Procéder à une demande de permis de travail demande beaucoup d’énergie et d’organisation, que ce soit lors d’une première fois ou lors des prorogations des statuts de vos employés en poste.
Nous avons rencontré des centaines d’employeurs à travers le Québec qui partaient d’une bonne intention, mais qui se sont retrouvés piégés à cause d’erreurs d’interprétation en cours de procédure. Or, ces erreurs sont la cause de beaucoup de frustration auprès des employeurs comme des employés, car elles vont provoquer des retards dans le recrutement et la disponibilité effective du travailleur, ou encore mettre en danger le statut des employés, lors du renouvellement d’un permis de travail par exemple.
Parcourons ensemble les dix erreurs les plus fréquentes — et comment les éviter.
#1 : Justifier « à sa façon » la durée d’emploi demandée
Sur le formulaire d’une demande d’Évaluation d’impact sur le marché du travail (EIMT), vous devez répondre à la question « veuillez justifier la durée d’emploi demandée en fonction des activités ou projets prévus au sein de votre entreprise ». Pour vous, c’est évident : votre employé, vous le voulez aussi longtemps que possible. Votre secteur souffre d’un problème majeur de pénurie de main-d’œuvre, et le taux de chômage dans votre région est ridiculement bas… Finalement, pourquoi auriez-vous à justifier une question qui ne vous concerne pas ?
Si vous avez répondu à cette question de cette manière, vous pouvez être certain que l’agent de Service Canada va vous demander de revoir votre dossier et d’apporter des informations factuelles. Vous devez prendre en considération le contexte dans lequel votre entreprise se situe pour justifier la raison de maintenir ce poste et inviter un travailleur étranger à l’occuper. Si vous êtes en production, parlez de vos carnets de commandes. Si vous êtes dans les TI, énumérez les différents stades de progression de développement des projets. Si vous êtes dans les services ou la restauration, mettez l’emphase sur le maintien d’une qualité constante, la fiabilité… Bref, concentrez-vous sur les éléments qui vont réellement démontrer l’importance de recruter ce candidat pour une large période. Car n’oubliez pas que la durée d’octroi de l’EIMT est toujours à la discrétion de l’agent qui analyse votre demande.

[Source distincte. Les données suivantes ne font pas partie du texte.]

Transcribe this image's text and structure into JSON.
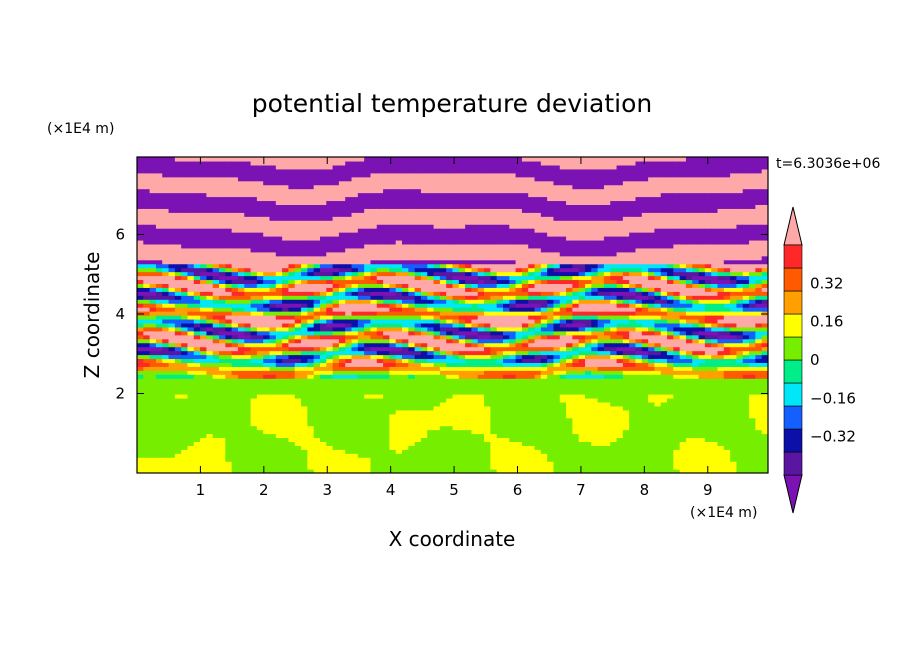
{
  "chart_data": {
    "type": "heatmap",
    "title": "potential temperature deviation",
    "xlabel": "X coordinate",
    "ylabel": "Z coordinate",
    "x_unit_label": "(×1E4 m)",
    "y_unit_label": "(×1E4 m)",
    "time_label": "t=6.3036e+06",
    "xlim": [
      0,
      9.95
    ],
    "ylim": [
      0,
      7.95
    ],
    "x_ticks": [
      1,
      2,
      3,
      4,
      5,
      6,
      7,
      8,
      9
    ],
    "y_ticks": [
      2,
      4,
      6
    ],
    "grid": false,
    "legend_position": "right",
    "colorbar": {
      "levels": [
        -0.48,
        -0.4,
        -0.32,
        -0.24,
        -0.16,
        -0.08,
        0,
        0.08,
        0.16,
        0.24,
        0.32,
        0.4,
        0.48
      ],
      "tick_labels": [
        "0.32",
        "0.16",
        "0",
        "−0.16",
        "−0.32"
      ],
      "tick_values": [
        0.32,
        0.16,
        0,
        -0.16,
        -0.32
      ],
      "colors": [
        "#7a12b4",
        "#5a16a0",
        "#0c10a8",
        "#1460ff",
        "#00e8f8",
        "#00ee88",
        "#76ee00",
        "#ffff00",
        "#ffa000",
        "#ff5a00",
        "#ff2828",
        "#ffa8a8"
      ],
      "extend": "both"
    },
    "regions": [
      {
        "zmin": 0.0,
        "zmax": 2.0,
        "description": "lower layer, values 0 to 0.08",
        "dominant_value": 0.04
      },
      {
        "zmin": 2.0,
        "zmax": 2.35,
        "description": "thin band near -0.04",
        "dominant_value": -0.04
      },
      {
        "zmin": 2.35,
        "zmax": 5.3,
        "description": "mixed layers -0.48 to 0.48",
        "dominant_value": 0.0
      },
      {
        "zmin": 5.3,
        "zmax": 7.95,
        "description": "alternating bands of >0.48 and <-0.48",
        "dominant_value": 0.0
      }
    ]
  }
}
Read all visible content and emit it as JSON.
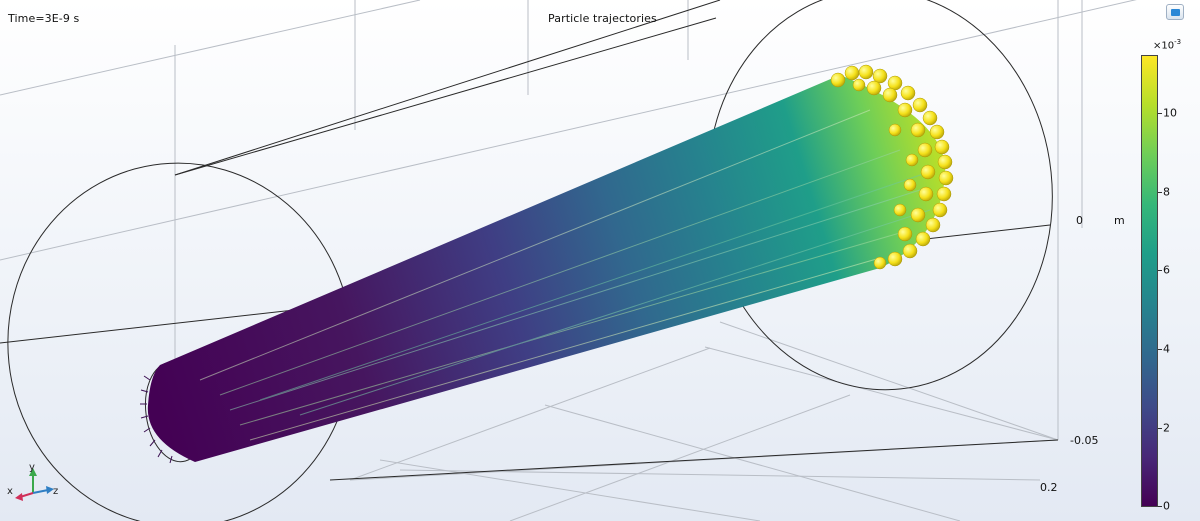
{
  "viewport": {
    "time_label": "Time=3E-9 s",
    "title": "Particle trajectories"
  },
  "axes": {
    "tick_y_zero": "0",
    "unit": "m",
    "tick_y_neg": "-0.05",
    "tick_z": "0.2"
  },
  "colorbar": {
    "exponent_base": "×10",
    "exponent_power": "-3",
    "ticks": [
      "0",
      "2",
      "4",
      "6",
      "8",
      "10"
    ],
    "colormap": "viridis",
    "colors": [
      "#440154",
      "#482878",
      "#3e4a89",
      "#31688e",
      "#26828e",
      "#1f9e89",
      "#35b779",
      "#6ece58",
      "#b5de2b",
      "#fde725"
    ]
  },
  "triad": {
    "x": "x",
    "y": "y",
    "z": "z"
  },
  "icons": {
    "corner_button": "view-toggle-icon"
  }
}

#2 : Manquer à ses obligations en matière d’affichage des postes
L’affichage réglementaire, qui doit être effectué en amont d’une demande d’EIMT, est souvent le cauchemar des employeurs. Comprendre le processus surtout lorsqu’il doit être effectué différemment selon le volet choisi (nommément à haut ou bas salaire) complique encore plus la gestion des étapes d’un affichage conforme.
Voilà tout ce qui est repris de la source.